Voici une histoire qui illustre bien la miniaturisation et la façon dont elle peut transformer la vie de chacun d'entre nous.

«Après avoir créé la première ampoule électrique, Edison croyait avoir découvert une source lumineuse telle qu'elle serait un nouveau soleil capable de remplacer la lumière du jour. Et même si Edison adaptait son concept de l'environ­nement dans les sociétés humaines à sa nouvelle décou­verte, il ne le fit que partiellement. Il pensait en effet que le nouvel éclairage électrique éclairerait, à partir d'une source unique, les unités de vie ou de travail, donc qu'un nouveau style architectural verrait le jour, où l'on n'aurait plus que des bâtiments (maisons, bureaux, usines) sans fenêtres extérieures. Les fenêtres seraient ouvertes sur un immense hall intérieur, brillamment éclairé par son ampoule électrique. De cette manière, il remplaçait un système “global” (le système solaire) par un système satel­lisé secondaire qui n'en était pas moins un système haute­ment centralisé (même s'il était réalisé à plus petite échelle).

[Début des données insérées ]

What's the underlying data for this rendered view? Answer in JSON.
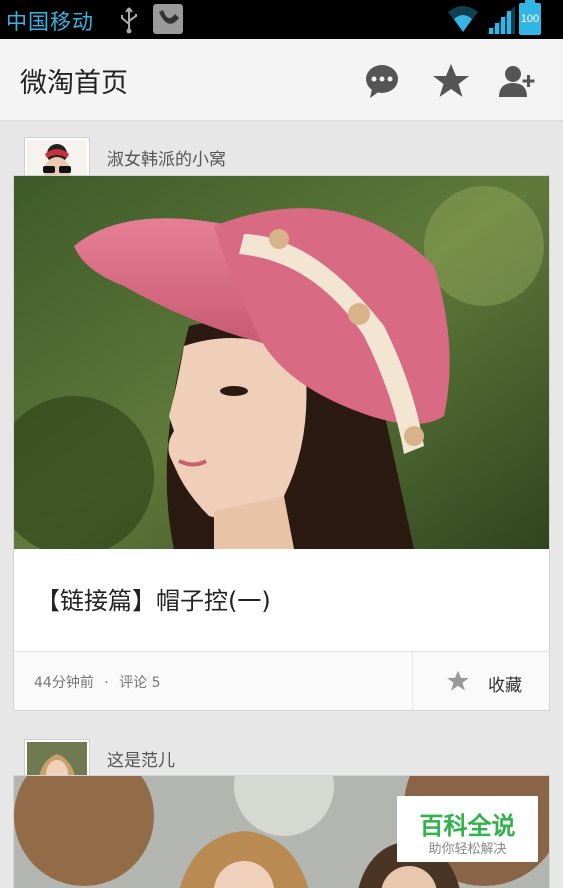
{
  "status_bar": {
    "carrier": "中国移动",
    "battery": "100",
    "icons": [
      "usb-icon",
      "app-notification-icon",
      "wifi-icon",
      "signal-icon",
      "battery-icon"
    ]
  },
  "action_bar": {
    "title": "微淘首页",
    "icons": [
      "message-icon",
      "star-icon",
      "add-user-icon"
    ]
  },
  "posts": [
    {
      "author": "淑女韩派的小窝",
      "title": "【链接篇】帽子控(一)",
      "time": "44分钟前",
      "separator": "·",
      "comments": "评论 5",
      "favorite_label": "收藏"
    },
    {
      "author": "这是范儿"
    }
  ],
  "watermark": {
    "main": "百科全说",
    "sub": "助你轻松解决"
  },
  "colors": {
    "status_accent": "#33b5e5",
    "watermark_green": "#2fb34a"
  }
}
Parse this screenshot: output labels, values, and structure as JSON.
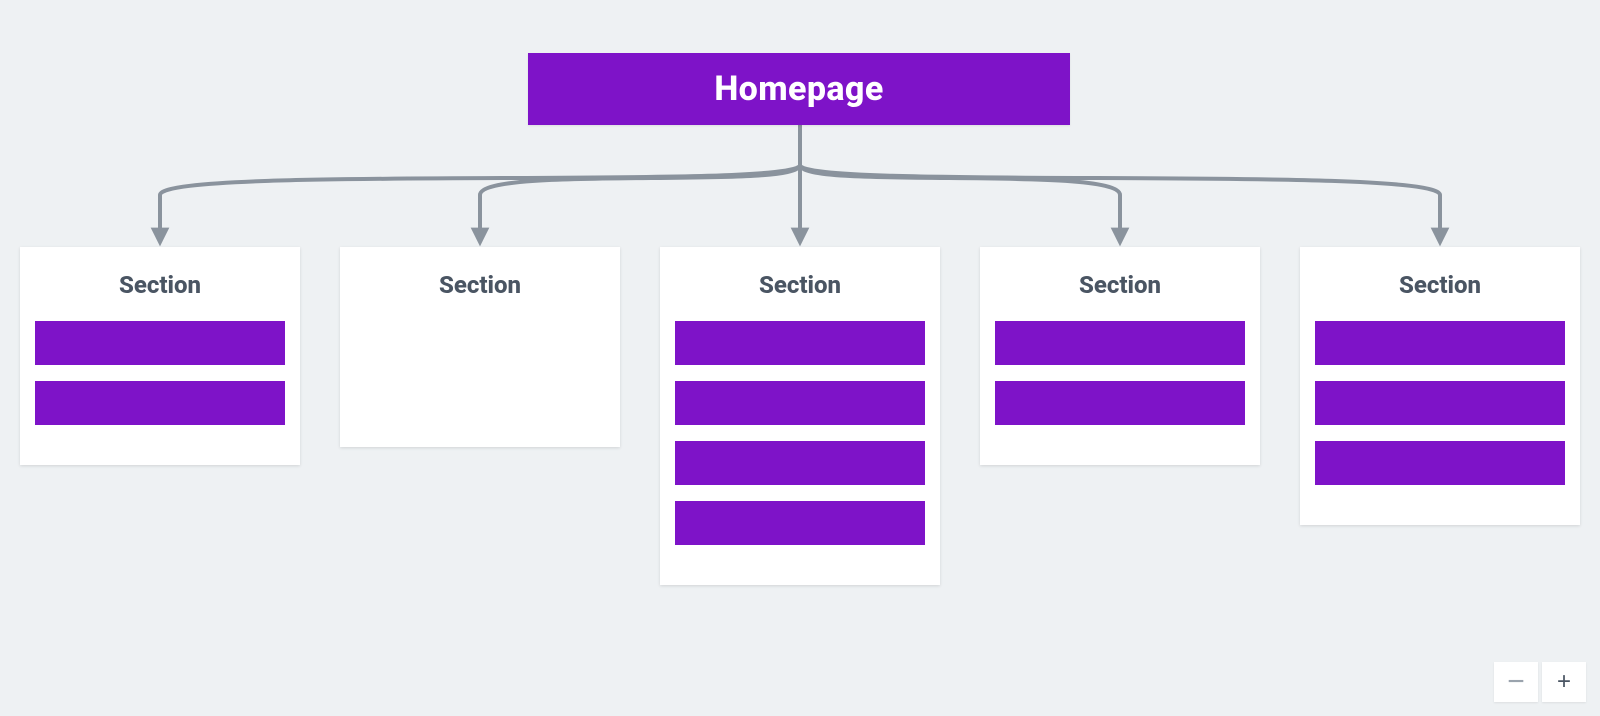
{
  "colors": {
    "accent": "#7e13c8",
    "background": "#eef1f3",
    "text": "#4a5563",
    "arrow": "#8a939d"
  },
  "root": {
    "label": "Homepage"
  },
  "sections": [
    {
      "label": "Section",
      "subpages": 2
    },
    {
      "label": "Section",
      "subpages": 0
    },
    {
      "label": "Section",
      "subpages": 4
    },
    {
      "label": "Section",
      "subpages": 2
    },
    {
      "label": "Section",
      "subpages": 3
    }
  ],
  "zoom": {
    "minus_label": "−",
    "plus_label": "+"
  }
}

Ce qui est arrivé fut le contraire, les développe­ments technologiques permirent de remplacer ce système lumineux unitaire par des systèmes lumineux décentrali­sés, où chaque pièce, chaque bureau ou chaque atelier est doté de son propre système d'éclairage “miniaturisé”, com­posé d'ailleurs d'une ou de plusieurs ampoules électriques.»

C'est un ingénieur américain, Earl Joseph, rendu célèbre par une autre forme de miniaturisation, la smart bomb,  qui a raconté cette histoire en 1978, dans le cadre d'une conférence intitulée «Miniaturisation et société future». Dans la même conférence il a évoqué en ces termes le phénomène connu sous le nom de loi de Moore, toujours confirmée par les faits:  «doublement tous les deux ans du nombre de transistors sur un même composant».

«En 1960, les premiers transistors commencent à sor­tir des usines américaines; montés pièce par pièce, ils re­viennent entre un à deux dollars chacun. Quelques années plus tard, grâce à une intégration à petite échelle, les mê­mes usines produisaient des transistors de taille identique, mais munis de 10 sorties (équivalant à environ 25 transistors de la première génération). Cependant, grâce aux progrès de la technologie, le prix de chacun de ces élé­ments était pratiquement identique à ceux d'un transistor de la première génération.

Aux alentours de 1965, apparut l'intégration à moyenne échelle grâce à laquelle il était possible d'intégrer une cinquantaine de circuits dans un seul élément, équivalant cette fois à une centaine de transistors encore au coût de un à deux dollars pièce.

En 1971‑72, le concept de l'intégration à grande échelle permit d'intégrer plusieurs milliers de circuits logiques en un seul élément, équivalant à environ deux mille tran­sistors; cependant la valeur de l'un de ces éléments oscil­lait toujours entre un et deux dollars. La progression géo­métrique, observée jusqu'à présent, du nombre de circuits qu'il est possible d'intégrer à un élément permet de con­clure que les circuits intégrés de l'avenir comprendraient des millions si ce n'est des milliards de transistors, mais que leur prix n'excéderait pas les limites de un à deux dollars. Le nombre de transistors produits en 2011 était de 2,600,000,000.

 

 

 

 

 

 

 

 

 

 

Ce tableau explique la prospérité des États-Unis au cours des trente dernières années. Chaque étape franchie dans l'échelle de Moore provoquait la désuétude des ordinateurs et rendait possibles de nouvelles applications dans le domaine de la téléphonie notamment. C'est ainsi que le téléphone cellulaire, l'appareil photo numérique, le GPS sont apparus.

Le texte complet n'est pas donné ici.